Influence of extracellular volume fraction on peak exercise oxygen pulse following thoracic radiotherapy.

Canada JM; Weiss E; Grizzard JD; Trankle CR; Gharai LR; Dana F; Buckley LF; Carbone S; Kadariya D; Ricco A; JH; Evans RK; Garten RS; Van Tassell BW; Hundley WG;Abbate A;

Cardio-oncology (London, England) [Cardiooncology] 2022 Jan 18; Vol. 8 (1), pp. 1.
Date of Electronic Publication: 2022 Jan 18.

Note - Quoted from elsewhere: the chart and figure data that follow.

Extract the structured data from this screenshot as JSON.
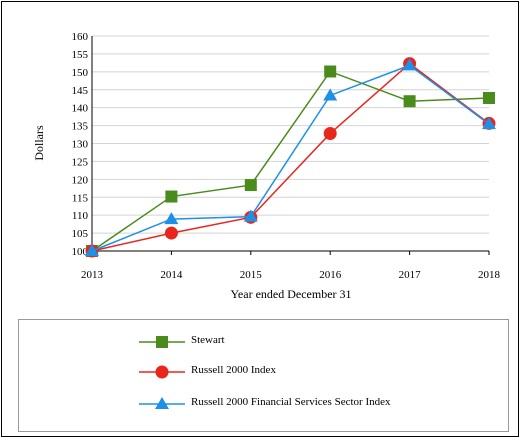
{
  "chart_data": {
    "type": "line",
    "x": [
      "2013",
      "2014",
      "2015",
      "2016",
      "2017",
      "2018"
    ],
    "xlabel": "Year ended December 31",
    "ylabel": "Dollars",
    "ylim": [
      100,
      160
    ],
    "yticks": [
      "100",
      "105",
      "110",
      "115",
      "120",
      "125",
      "130",
      "135",
      "140",
      "145",
      "150",
      "155",
      "160"
    ],
    "grid": "horizontal",
    "legend_position": "bottom",
    "series": [
      {
        "name": "Stewart",
        "values": [
          100,
          115.2,
          118.4,
          150.1,
          141.8,
          142.7
        ],
        "color": "#4a8c1c",
        "marker": "square"
      },
      {
        "name": "Russell 2000 Index",
        "values": [
          100,
          105,
          109.4,
          132.8,
          152.3,
          135.6
        ],
        "color": "#e8261c",
        "marker": "circle"
      },
      {
        "name": "Russell 2000 Financial Services Sector Index",
        "values": [
          100,
          108.9,
          109.6,
          143.4,
          151.8,
          135.4
        ],
        "color": "#1e90e6",
        "marker": "triangle"
      }
    ]
  }
}
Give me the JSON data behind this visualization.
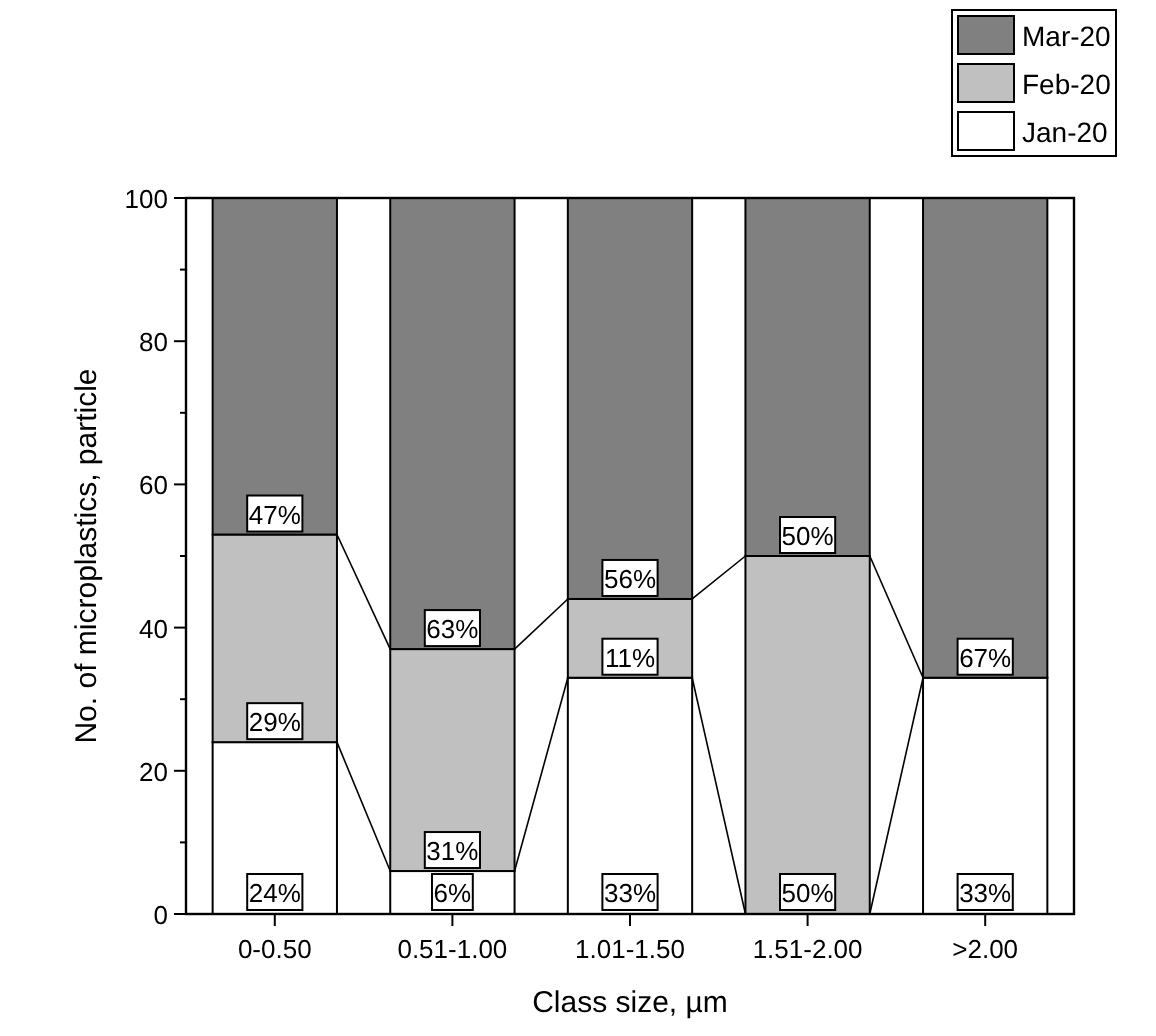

Background: Radiation-induced myocardial fibrosis increases heart failure (HF) risk and is associated with a restrictive cardiomyopathy phenotype. The myocardial extracellular volume fraction (ECVF) using contrast-enhanced cardiac magnetic resonance (CMR) quantifies the extent of fibrosis which, in severe cases, results in a noncompliant left ventricle (LV) with an inability to augment exercise stroke volume (SV). The peak exercise oxygen pulse (O 2 Pulse), a noninvasive surrogate for exercise SV, may provide mechanistic insight into cardiac reserve. The relationship between LV ECVF and O 2 Pulse following thoracic radiotherapy has not been explored.
Methods: Patients who underwent thoracic radiotherapy for chest malignancies with significant incidental heart dose (≥5 Gray (Gy), ≥10% heart) without a pre-cancer treatment history of HF underwent cardiopulmonary exercise testing to determine O 2 Pulse, contrast-enhanced CMR, and N-terminal pro-brain natriuretic peptide (NTproBNP) measurement. Multivariable-analyses were performed to identify factors associated with O 2 Pulse normalized for age/gender/anthropometrics.
Results: Thirty patients (median [IQR] age 63 [57-67] years, 18 [60%] female, 2.0 [0.6-3.8] years post-radiotherapy) were included. The peak VO 2 was 1376 [1057-1552] mL·min - 1 , peak HR = 150 [122-164] bpm, resulting in an O 2 Pulse of 9.2 [7.5-10.7] mL/beat or 82 (66-96) % of predicted. The ECVF, LV ejection fraction, heart volume receiving ≥10 Gy, and NTproBNP were independently associated with %O 2 Pulse (P < .001).
Conclusions: In patients with prior radiotherapy heart exposure, %-predicted O 2 Pulse is inversely associated markers of diffuse fibrosis (ECVF), ventricular wall stress (NTproBNP), radiotherapy heart dose, and positively related to LV function. Increased LV ECVF may reflect a potential etiology of impaired LV SV reserve in patients receiving thoracic radiotherapy for chest malignancies.